Freedom (Al-Hurriya)
- Official logo
- Type: Daily newspaper
- Owner: Syrian government
- Founder(s): Tishreen Organization for Press and Publishing
- Publisher: Al Wahda institution
- Founded: 1975; 51 years ago
- Language: Arabic
- Headquarters: Damascus
- Country: Syria
- Sister newspapers: Syria Times; Al Thawra;
- Website: Freedom

= Freedom (Syrian newspaper) =

State-owned Syrian daily newspaper

Freedom or Al-Hurriya (الحرية) is one of the state-owned Arabic daily newspapers published in Syria. The daily is based in Damascus and has been in circulation since 1975.

==History and profile==
Originally named Tishreen, after the Yom Kippur War in October 1973,' the newspaper was first published in October 1975. It is a state-owned publication in addition to two other state-owned dailies, namely Al Baath and Al Thawra, which were launched earlier. Tishreen Organization for Press and Publishing is the former publisher of the daily. The company also published Syria Times, a defunct English daily and a current e-newspaper. Later Al Wahda institution became the publisher of both publications in addition to Al Thawra. In January 2025, the newspaper changed its name to Al-Hurriya (Freedom) a month after the fall of the Assad regime.

==Content and editors==
One of the interviews published in Freedom was with Nimr Saleh, a dissident member of the Palestine Liberation Organization in 1983. The paper published a poem by Najah Al Attar, culture minister, which was written after the death of Hafez Assad's mother, Naisa Assad, in 1993. Mohammad Kheir Al Wadi, then editor-in-chief, wrote in January 2000 "Zionism created the Holocaust myth to blackmail and terrorize the world's intellectuals and politicians." By 2004 the paper became a platform to support the charities in the country along with Al Thawra. Although the daily is owned by the state, it had a critical stance on local news, especially in regard to corruption and mismanagement in 2012.

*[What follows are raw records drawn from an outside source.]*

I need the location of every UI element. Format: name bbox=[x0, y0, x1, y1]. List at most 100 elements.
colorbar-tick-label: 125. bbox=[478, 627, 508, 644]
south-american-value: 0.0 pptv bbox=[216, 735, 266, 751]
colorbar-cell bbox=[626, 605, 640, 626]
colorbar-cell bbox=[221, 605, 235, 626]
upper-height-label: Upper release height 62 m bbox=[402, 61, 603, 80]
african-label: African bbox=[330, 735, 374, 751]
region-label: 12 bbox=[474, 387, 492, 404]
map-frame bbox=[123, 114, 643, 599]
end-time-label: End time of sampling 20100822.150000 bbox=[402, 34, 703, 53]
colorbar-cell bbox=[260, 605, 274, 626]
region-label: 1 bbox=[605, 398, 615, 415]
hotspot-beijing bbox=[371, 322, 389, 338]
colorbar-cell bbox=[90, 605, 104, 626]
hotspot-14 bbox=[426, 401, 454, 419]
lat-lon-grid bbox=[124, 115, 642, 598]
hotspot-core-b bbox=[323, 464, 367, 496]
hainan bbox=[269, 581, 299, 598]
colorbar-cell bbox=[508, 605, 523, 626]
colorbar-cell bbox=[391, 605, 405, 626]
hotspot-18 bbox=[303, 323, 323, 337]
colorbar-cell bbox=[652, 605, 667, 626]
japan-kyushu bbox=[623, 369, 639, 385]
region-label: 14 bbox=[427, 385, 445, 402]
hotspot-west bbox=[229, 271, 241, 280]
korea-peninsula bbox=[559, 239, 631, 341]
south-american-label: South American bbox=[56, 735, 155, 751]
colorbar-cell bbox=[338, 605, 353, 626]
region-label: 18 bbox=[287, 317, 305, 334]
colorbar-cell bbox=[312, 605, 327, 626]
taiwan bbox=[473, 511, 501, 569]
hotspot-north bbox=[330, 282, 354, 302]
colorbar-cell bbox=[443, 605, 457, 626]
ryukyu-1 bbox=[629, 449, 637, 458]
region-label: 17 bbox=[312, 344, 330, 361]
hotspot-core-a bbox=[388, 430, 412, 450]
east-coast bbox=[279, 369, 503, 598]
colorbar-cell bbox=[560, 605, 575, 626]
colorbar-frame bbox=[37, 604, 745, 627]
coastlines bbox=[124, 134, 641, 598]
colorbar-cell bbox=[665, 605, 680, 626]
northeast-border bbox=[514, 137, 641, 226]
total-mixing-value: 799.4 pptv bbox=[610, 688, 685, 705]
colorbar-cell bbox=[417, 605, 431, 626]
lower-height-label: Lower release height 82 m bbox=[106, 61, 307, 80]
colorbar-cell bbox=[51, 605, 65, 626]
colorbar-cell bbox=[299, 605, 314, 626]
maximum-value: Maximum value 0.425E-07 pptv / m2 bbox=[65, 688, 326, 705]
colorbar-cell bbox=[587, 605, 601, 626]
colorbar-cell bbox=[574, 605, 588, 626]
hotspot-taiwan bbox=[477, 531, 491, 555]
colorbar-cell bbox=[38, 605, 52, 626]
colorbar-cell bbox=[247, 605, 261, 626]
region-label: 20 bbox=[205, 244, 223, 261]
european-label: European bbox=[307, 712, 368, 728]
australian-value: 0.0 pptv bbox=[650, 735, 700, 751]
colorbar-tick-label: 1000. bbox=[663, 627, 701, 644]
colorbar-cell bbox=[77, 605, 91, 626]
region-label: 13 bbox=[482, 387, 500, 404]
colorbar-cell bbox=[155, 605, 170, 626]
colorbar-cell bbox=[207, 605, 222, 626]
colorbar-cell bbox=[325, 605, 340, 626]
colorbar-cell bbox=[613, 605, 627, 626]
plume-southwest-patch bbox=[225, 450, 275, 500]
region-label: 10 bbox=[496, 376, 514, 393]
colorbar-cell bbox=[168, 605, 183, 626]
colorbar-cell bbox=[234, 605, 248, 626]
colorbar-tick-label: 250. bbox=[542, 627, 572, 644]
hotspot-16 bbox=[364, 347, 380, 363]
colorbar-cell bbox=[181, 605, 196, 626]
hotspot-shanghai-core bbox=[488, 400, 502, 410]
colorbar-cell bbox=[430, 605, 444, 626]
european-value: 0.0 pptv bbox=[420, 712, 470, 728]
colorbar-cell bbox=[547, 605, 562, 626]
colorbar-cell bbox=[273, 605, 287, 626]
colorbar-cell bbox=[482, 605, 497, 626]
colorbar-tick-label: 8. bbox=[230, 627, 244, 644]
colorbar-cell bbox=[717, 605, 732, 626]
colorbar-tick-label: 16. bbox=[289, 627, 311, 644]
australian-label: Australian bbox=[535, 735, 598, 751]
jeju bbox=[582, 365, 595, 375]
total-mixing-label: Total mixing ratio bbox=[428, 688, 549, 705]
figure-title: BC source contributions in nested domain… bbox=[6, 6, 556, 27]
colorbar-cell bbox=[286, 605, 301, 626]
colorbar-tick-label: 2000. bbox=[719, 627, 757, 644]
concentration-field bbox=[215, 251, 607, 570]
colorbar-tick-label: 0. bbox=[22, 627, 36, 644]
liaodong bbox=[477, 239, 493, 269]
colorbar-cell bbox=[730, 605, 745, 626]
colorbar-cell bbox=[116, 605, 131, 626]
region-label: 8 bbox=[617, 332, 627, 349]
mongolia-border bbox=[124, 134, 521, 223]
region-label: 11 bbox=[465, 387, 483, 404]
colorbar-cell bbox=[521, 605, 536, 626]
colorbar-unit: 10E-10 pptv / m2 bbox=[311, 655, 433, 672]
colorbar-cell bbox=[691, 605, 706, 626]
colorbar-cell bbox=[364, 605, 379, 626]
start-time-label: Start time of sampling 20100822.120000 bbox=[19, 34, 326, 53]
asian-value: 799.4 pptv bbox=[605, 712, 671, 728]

As of 2005 the editor-in-chief was Khalaf Al Jarrad who was appointed by Hafez Assad to the post in July 2001. Samira Al Masalmeh was named as the editor-in-chief of Tishreen in January 2012. She is the first female editor-in-chief in the country. Then Youshra Al Masry was named as its editor-in-chief.

==Readership and circulation==
In 1997, Tishreen launched its website. The paper also has an English news portal, Syria Millennium, which is accessed through its website. In 1992 the paper sold 75,000 copies. Daily circulation of Tishreen was nearly 60,000 in the mid-2000s. The paper's online version was the 48th most visited website for 2010 in the MENA region.

==Incidents==
The website of Tishreen was hacked by unknown groups in late April 2011. In December 2012, Naji Assaad, a journalist for the daily, was assassinated in Damascus allegedly by opposition forces who have been fighting against the Assad government since 2011.